These is an example of how can be implemented a video analyser in pytorch capable of detecting the kind of movement made.
It has been implemented using the dataset HMDB51 from https://serre-lab.clps.brown.edu/resource/hmdb-a-large-human-motion-database/
The 51 clases have been simplified to six in order to make the task less time consuming with training.
- Climbing
- Dribbling
- Golf
- Bike Riding
- Bow Shooting
- Baseball
The appoach has been segmented in four parts:
- Data preparation
- Model training
- Inference Testing and simple user interface
- Download from github.
- Install all the videos included in the sis above referred classes in the data_red(uced) folder.
- In the python environment you are using install the file:
- requirements.txt via
pip install -r requirements.txt
if you are not goign to use the user interface, or the file: - requirements.txt via
pip install -r requirements_st.txt
if you use the streamlit interface.
- requirements.txt via
There are xx major files:
- preprocessing.py
- data_preparation.py
- model_training.py and model.py
- inference.py
- st_app.py
In this file you will find all the activities needed to make extract the frames of the videos needed. We are using the r3d_18 model taht is possible to get from the torchvision library. We will have to use a model that not only analyses the frames supplied but also the order of the frames supplied, and therefore in this file are the tools needed to generate a sequence of frames from every training supplied video.

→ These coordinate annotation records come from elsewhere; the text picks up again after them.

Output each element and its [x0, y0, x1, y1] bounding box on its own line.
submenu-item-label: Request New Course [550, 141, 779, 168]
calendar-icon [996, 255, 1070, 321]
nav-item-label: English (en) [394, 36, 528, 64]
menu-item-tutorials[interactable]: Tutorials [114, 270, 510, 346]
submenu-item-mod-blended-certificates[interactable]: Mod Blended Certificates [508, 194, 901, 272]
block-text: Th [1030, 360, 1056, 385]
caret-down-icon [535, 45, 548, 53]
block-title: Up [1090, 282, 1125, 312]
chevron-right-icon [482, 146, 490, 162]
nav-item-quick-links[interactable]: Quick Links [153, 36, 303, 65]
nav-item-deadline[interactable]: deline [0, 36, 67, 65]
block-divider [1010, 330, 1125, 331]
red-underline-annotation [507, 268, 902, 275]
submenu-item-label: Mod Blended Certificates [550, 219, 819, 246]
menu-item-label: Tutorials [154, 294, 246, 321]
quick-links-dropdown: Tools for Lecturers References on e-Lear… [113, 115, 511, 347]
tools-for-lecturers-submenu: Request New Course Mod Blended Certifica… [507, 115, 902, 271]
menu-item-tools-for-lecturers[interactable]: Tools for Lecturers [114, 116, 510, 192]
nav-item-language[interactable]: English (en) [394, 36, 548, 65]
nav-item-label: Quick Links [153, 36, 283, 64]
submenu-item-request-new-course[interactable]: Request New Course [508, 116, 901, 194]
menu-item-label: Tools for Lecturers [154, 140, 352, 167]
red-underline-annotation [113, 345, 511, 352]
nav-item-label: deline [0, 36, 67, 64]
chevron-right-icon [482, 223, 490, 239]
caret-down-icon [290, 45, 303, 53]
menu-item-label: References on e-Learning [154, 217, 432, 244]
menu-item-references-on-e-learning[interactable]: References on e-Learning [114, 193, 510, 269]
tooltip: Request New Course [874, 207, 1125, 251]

Here is where the frames obtained before will be separated in the train and test groups. The Datasets with his correspondients transforms are defined. And where the Dataloaders that are going to be used in training are defined.
Not much to explain here, the model is trained and the best result is saved to be able to deploy it afterwards. Due to their size the weights are not stored in GitHub. They can be found here In the model.py is defined the model (r3d_18)
In this file the inference function is defined with the bes state saved in the model training phase. A function is defined that with the input of an avi file is possible to return the classification of the motion activity.
Just a very simple user interface where is possible to load some video, and this video will be sliced in frames, loaded in the model and the classification will be issued. To use this user interface remember to use stramlit run st_app.py
from your virtual environment.
After 80 epochs the model has been reported to have an accuracy of 98%
I added the required procfile, setup.sh in case a Heroku deployment is needed. Do not forget to rename requirements_st.txt to requirements.txt for the Heroku deployment to work.